This is why there are optimization tools provided. Use them, instead of brute force search.
But really, this is a combinatorial problem, where you want to solve for combinations of variables that solve an underdetermined linear system of 5 equations in 8 unknowns. Is there a good reason you are doing this?
One idea might be to choose any 3 of those variables, fixing tham at some arbitrary set of values. Now use an INTEGER linear programming tool to find a solution to those 5 equations.

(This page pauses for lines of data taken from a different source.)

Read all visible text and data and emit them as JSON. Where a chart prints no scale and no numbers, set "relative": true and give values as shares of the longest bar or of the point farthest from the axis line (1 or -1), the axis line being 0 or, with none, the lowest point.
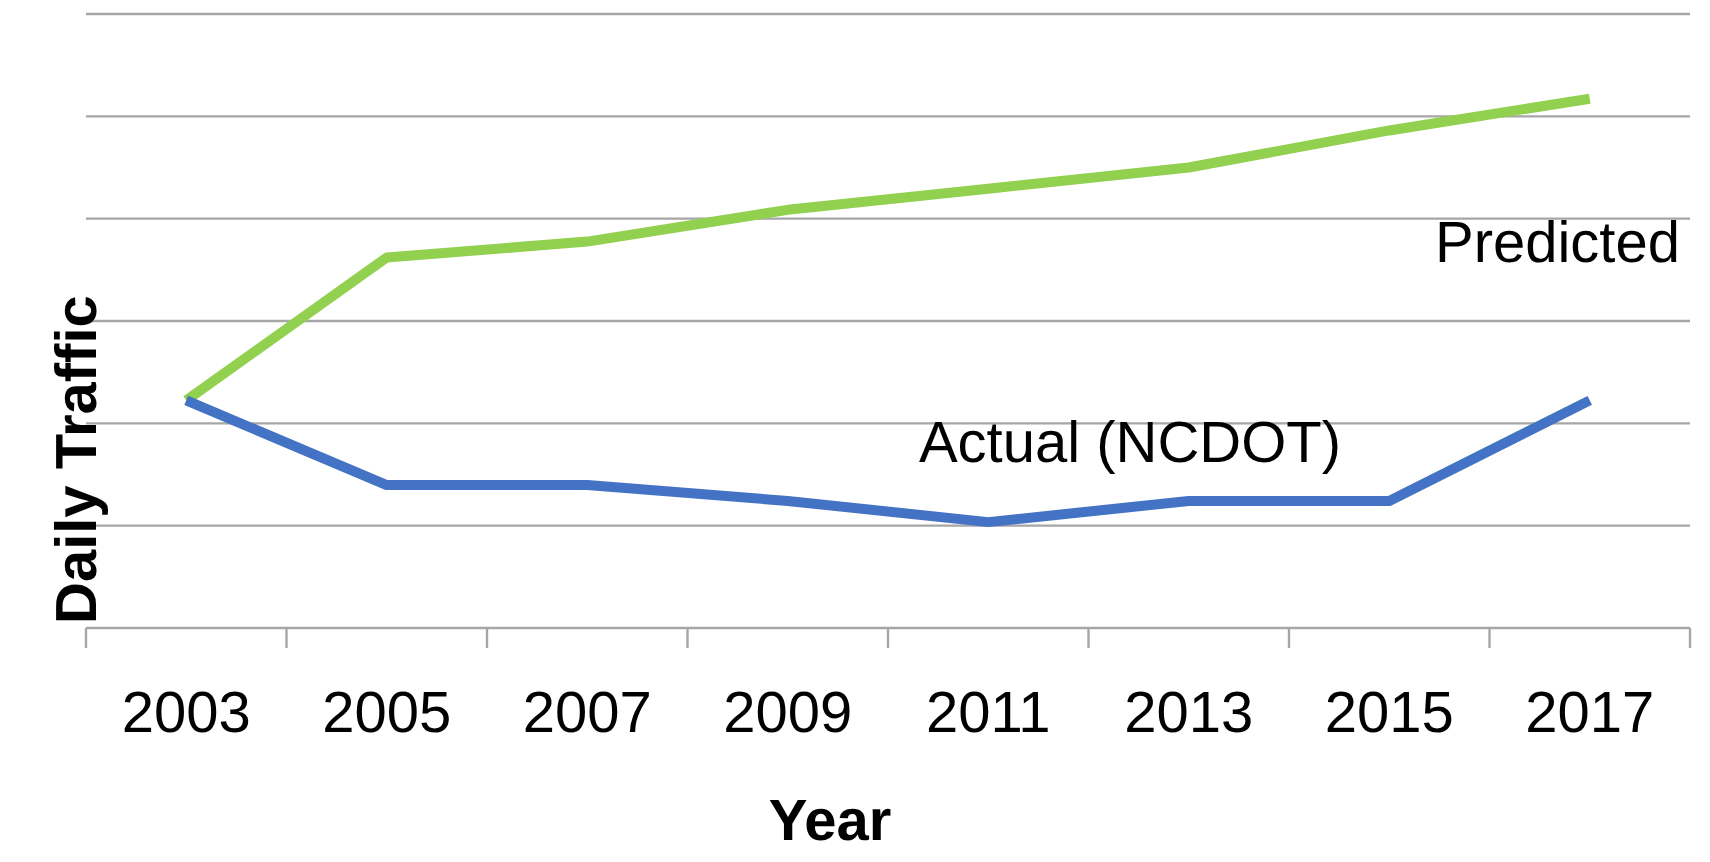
{
  "chart_data": {
    "type": "line",
    "relative": true,
    "xlabel": "Year",
    "ylabel": "Daily Traffic",
    "categories": [
      "2003",
      "2005",
      "2007",
      "2009",
      "2011",
      "2013",
      "2015",
      "2017"
    ],
    "series": [
      {
        "name": "Predicted",
        "color": "#92d050",
        "values": [
          0.43,
          0.7,
          0.73,
          0.79,
          0.83,
          0.87,
          0.94,
          1
        ]
      },
      {
        "name": "Actual (NCDOT)",
        "color": "#4472c4",
        "values": [
          0.43,
          0.27,
          0.27,
          0.24,
          0.2,
          0.24,
          0.24,
          0.43
        ]
      }
    ],
    "grid": "y",
    "legend": false,
    "marker": "none",
    "line_style": "solid"
  }
}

But first, you need to convert this to an integer problem, recognizing that as Walter said, you are doing this completely the wrong way. So multiply EVERYTHING by 1000. Now the variables are integers in the interval [0,1000].
Pick some integer values for aa2, aa3, aa4. Substitute them into the equations. Now you will be left with a set of Linear Diophantine equations in the remaining 5 variables. But intlinprog can handle exactly that problem, and do so efficiently. If a purely integer solution is found, it will be unique. Now continue with a new set of values for the first three variables.
Essentially, this shows there will never be more than 1001^3 possible solutions, but likely far fewer than that, since much of the time intlinprog may not produce any solution at all. Of course, if you allowed the variables to be continuous, then there would likely be an infinite 5-manifold of solutions, embedded in the 8 dimensional search space of your problem set. But you have chosen to limit the set by quantizing the problem.
Even at that, I still debate why you are doing all of this, a huge computation to solve a rather trivial problem, when likely the entire reason you are doing this computation in a brute force form is one that would be better handled by a simple constrained optimization. But that is your problem to resolve, not mine.